Bien sûr et pour aller au cœur, les faits d'abord qui sont publiquement connus et exposés. Il s'agit du Texas et de la frontière Sud où se pressent des millions de candidats-migrants.
On sait combien cette situation, la crise de la frontière et donc la situation du Texas particulièrement, est pesante pour les citoyens américains. La grande majorité d'entre eux, d'ailleurs à peu près dans les différentes communautés, – et paradoxalement sinon significativement, surtout chez les Africains-Américains et les Hispano-Américains, – y voient "une invasion".
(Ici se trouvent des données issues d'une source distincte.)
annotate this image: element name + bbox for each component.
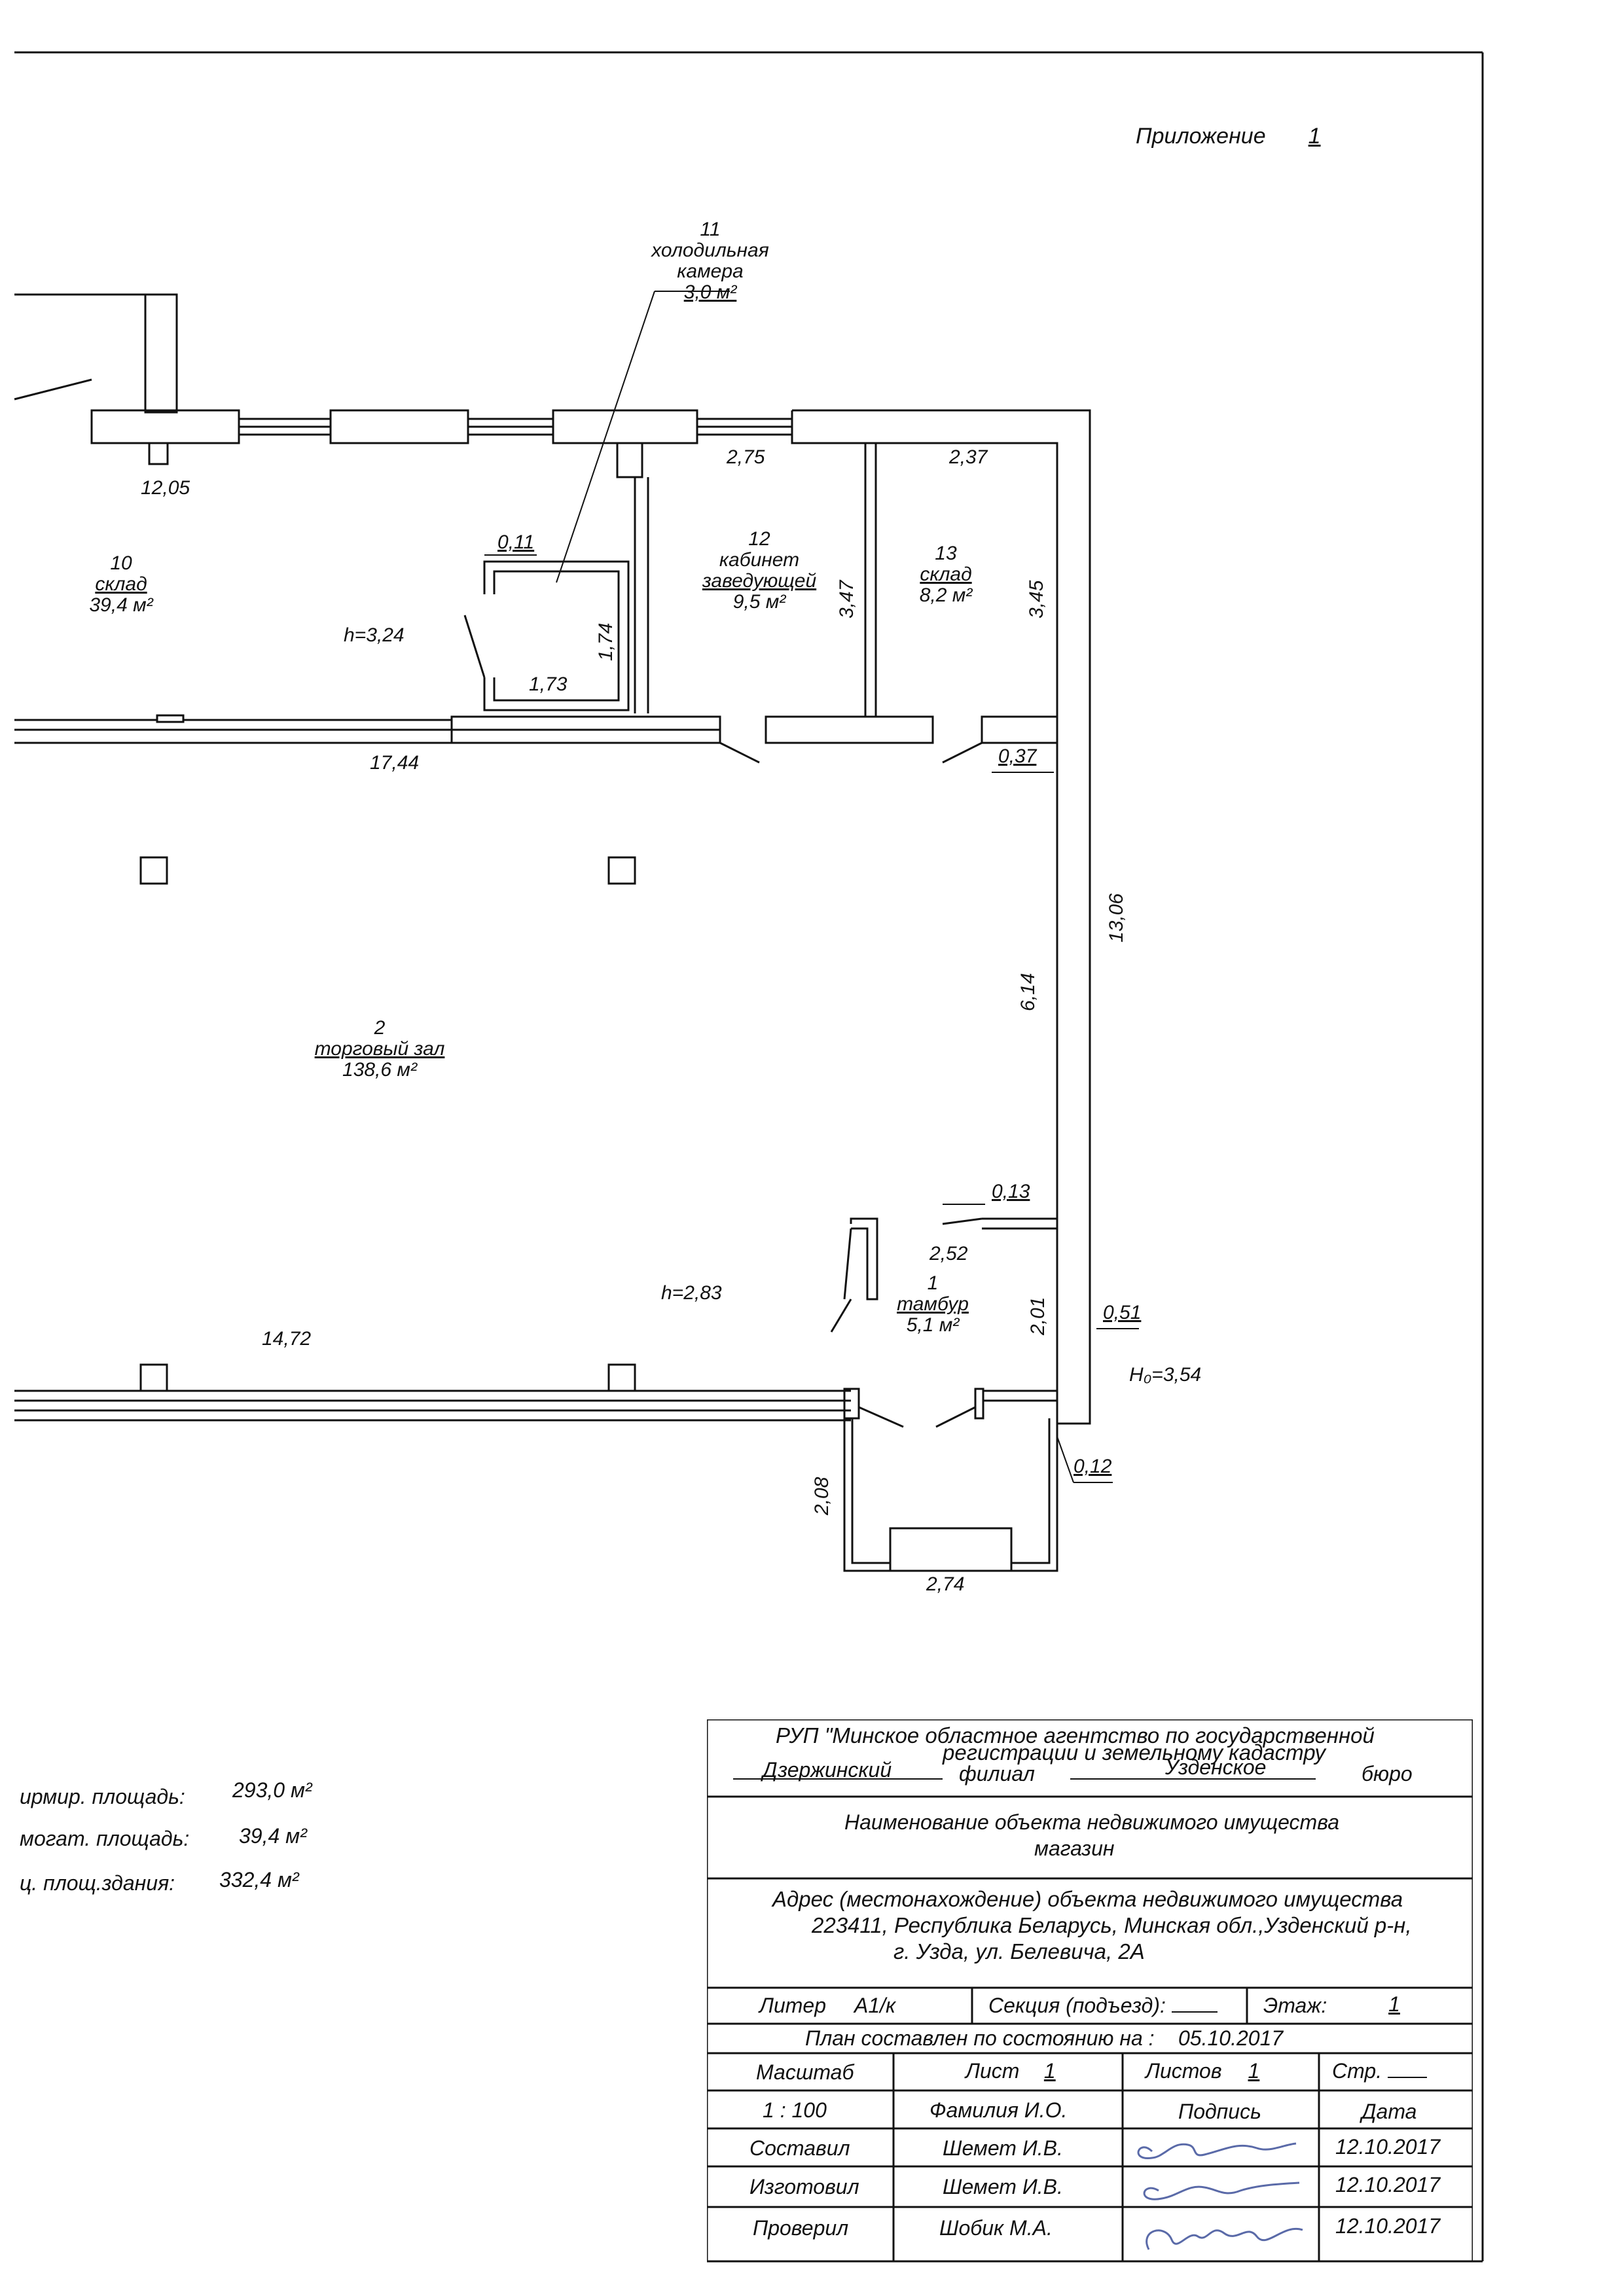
dim-label: 2,08 xyxy=(811,1477,833,1515)
scale-value: 1 : 100 xyxy=(763,2098,827,2122)
column xyxy=(139,1363,168,1392)
liter-value: А1/к xyxy=(854,1994,896,2017)
object-heading: Наименование объекта недвижимого имущест… xyxy=(844,1810,1339,1834)
address-line1: 223411, Республика Беларусь, Минская обл… xyxy=(812,1913,1412,1937)
summary-row: ирмир. площадь: xyxy=(20,1785,185,1808)
signatures xyxy=(1137,2142,1303,2250)
dim-label: 6,14 xyxy=(1017,973,1039,1011)
branch-label: филиал xyxy=(959,1762,1035,1785)
vestibule-wall xyxy=(850,1217,878,1300)
sheets-label: Листов 1 xyxy=(1146,2059,1260,2083)
column xyxy=(139,856,168,885)
wall-segment xyxy=(90,409,240,444)
dim-label: 2,75 xyxy=(727,446,765,468)
dim-label: 14,72 xyxy=(262,1328,312,1350)
column xyxy=(607,856,636,885)
appendix-number: 1 xyxy=(1308,124,1321,149)
cold-chamber-wall xyxy=(483,560,630,711)
wall-segment xyxy=(329,409,469,444)
page-label: Стр. xyxy=(1332,2060,1427,2082)
appendix-label: Приложение 1 xyxy=(1136,124,1357,149)
title-block-grid xyxy=(707,1719,1473,2261)
date-header: Дата xyxy=(1362,2100,1417,2123)
floor-label: Этаж: xyxy=(1263,1994,1327,2017)
object-name: магазин xyxy=(1034,1837,1115,1860)
title-block: РУП "Минское областное агентство по госу… xyxy=(707,1719,1473,2261)
row-role: Составил xyxy=(749,2136,850,2160)
dim-label: 2,01 xyxy=(1027,1297,1049,1335)
wall-segment xyxy=(552,409,698,444)
summary-value: 332,4 м² xyxy=(219,1868,299,1892)
dim-label: 12,05 xyxy=(141,477,190,499)
bureau-value: Узденское xyxy=(1165,1755,1267,1779)
row-name: Шемет И.В. xyxy=(943,2136,1063,2160)
porch-wall xyxy=(843,1418,890,1572)
summary-value: 39,4 м² xyxy=(239,1824,307,1848)
summary-value: 293,0 м² xyxy=(232,1778,312,1802)
dim-label: 0,13 xyxy=(992,1181,1030,1202)
sign-header: Подпись xyxy=(1178,2100,1261,2123)
org-line1: РУП "Минское областное агентство по госу… xyxy=(776,1723,1375,1748)
column xyxy=(607,1363,636,1392)
dim-label: 0,11 xyxy=(497,531,535,553)
dim-label: 2,74 xyxy=(926,1573,965,1595)
dim-label: 13,06 xyxy=(1106,893,1127,942)
dim-label: 3,47 xyxy=(836,580,857,619)
row-role: Изготовил xyxy=(749,2175,859,2198)
address-heading: Адрес (местонахождение) объекта недвижим… xyxy=(772,1887,1403,1911)
summary-row: ц. площ.здания: xyxy=(20,1871,175,1895)
bureau-label: бюро xyxy=(1362,1762,1413,1785)
appendix-text: Приложение xyxy=(1136,124,1266,149)
row-role: Проверил xyxy=(753,2216,849,2240)
porch-step xyxy=(889,1527,1013,1572)
row-name: Шобик М.А. xyxy=(939,2216,1053,2240)
state-date: 05.10.2017 xyxy=(1178,2026,1284,2050)
dim-label: 2,52 xyxy=(929,1243,968,1265)
height-label: H₀=3,54 xyxy=(1129,1364,1202,1386)
scale-label: Масштаб xyxy=(756,2060,854,2084)
dim-label: 2,37 xyxy=(949,446,988,468)
row-date: 12.10.2017 xyxy=(1335,2173,1441,2197)
summary-row: могат. площадь: xyxy=(20,1827,190,1850)
dim-label: 1,74 xyxy=(595,622,617,661)
dim-label: 0,51 xyxy=(1103,1302,1142,1323)
address-line2: г. Узда, ул. Белевича, 2А xyxy=(893,1939,1145,1964)
row-date: 12.10.2017 xyxy=(1335,2135,1441,2159)
row-name: Шемет И.В. xyxy=(943,2175,1063,2198)
height-label: h=2,83 xyxy=(661,1282,722,1304)
name-header: Фамилия И.О. xyxy=(929,2098,1068,2122)
dim-label: 0,37 xyxy=(998,745,1037,767)
height-label: h=3,24 xyxy=(344,624,405,646)
branch-value: Дзержинский xyxy=(763,1758,892,1782)
sheet-label: Лист 1 xyxy=(965,2059,1056,2083)
state-label: План составлен по состоянию на : xyxy=(805,2026,1155,2050)
liter-label: Литер xyxy=(759,1994,826,2017)
dim-label: 3,45 xyxy=(1026,580,1047,619)
wall-stub xyxy=(144,293,178,414)
dim-label: 17,44 xyxy=(370,752,420,774)
org-line2: регистрации и земельному кадастру xyxy=(943,1740,1326,1765)
floor-value: 1 xyxy=(1388,1992,1400,2016)
row-date: 12.10.2017 xyxy=(1335,2214,1441,2238)
section-label: Секция (подъезд): xyxy=(988,1994,1218,2017)
dim-label: 0,12 xyxy=(1074,1456,1112,1477)
dim-label: 1,73 xyxy=(529,673,568,695)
« Près des deux tiers des électeurs américains considèrent que l'afflux record d'étrangers en situation irrégulière qui franchissent la frontière sud du pays n'est pas seulement une crise, mais une "invasion", selon un nouveau sondage de Rasmussen Reports.» L'enquête publiée lundi [8 janvier 2024] montre que 65% des électeurs pensent que leur pays est en train d'être envahi. Une majorité de personnes interrogées dans toutes les catégories démographiques, – dont 73% des Hispaniques, 74% des Noirs, 63% des femmes, 55% des démocrates, 80% des républicains et 70% des électeurs de moins de 40 ans, – sont d'accord avec l'affirmation selon laquelle il est "très exact" ou "assez exact" de qualifier d'invasion le flot de migrants illégaux qui traversent le pays. Seuls 15% des adultes américains pensent que ce n'est "pas du tout exact". »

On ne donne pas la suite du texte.